I picked the wrong day to quit smoking

I was pretty damn sure this was what it felt like to die. My body had gone cold, my skin was clammy and all I could see what a bright white light; clearly that was death, right? Wrong. I was actually disappointed that I wasn’t getting a free pass on my current situation; I’d have much preferred almost anything else to being in my own shoes right about now.

The nausea that rolled over me made me want to throw up with my whole body; and my mind was convinced that doing so would make me feel a whole lot better. Stomach acid burned my throat, my mouth went dry and sweat trickled down my back in a long ticklish line.

My fingers twitched, tightening into a fist and then opening like a flower, over and over repeating the same restless dance. My boots felt tight and my legs bounced a staccato rhythm against the floor with the heels, tap tap tap.

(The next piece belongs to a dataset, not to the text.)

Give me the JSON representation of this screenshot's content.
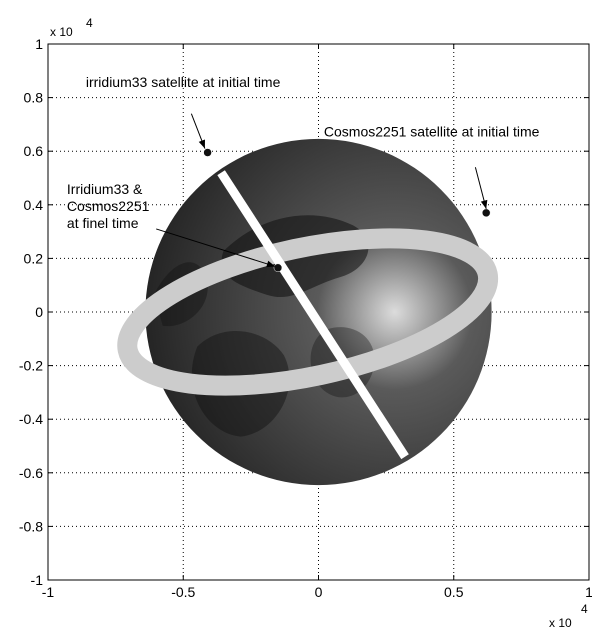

I began to question my own sanity, wondering how a crazy person would know that they were crazy; they wouldn’t, would they? They would just merrily go through life under the firm belief that the sky was green, the grass was red and the birds could talk; who could convince them differently?

I rose slowly to my feet and stared even harder at the white light, convinced that I would meet my demise if I touched it, and yet I couldn’t stop myself from shuffling forward like a hypnotized zombie. Transfixed, I was able to ignore the whooshing of the wind as I stepped into the light, letting it rush and swirl around me, whipping my nerves into a raw frenzy.

Reaching up to my chest I pulled the handle I found there and a huge red parachute deployed above me, slowing my descent. I was used to this, I’d done it a million times, but I’d always had nicotine to calm my anxiety and with a deep, adrenaline saturated sigh I realized I’d picked the wrong day to quite smoking.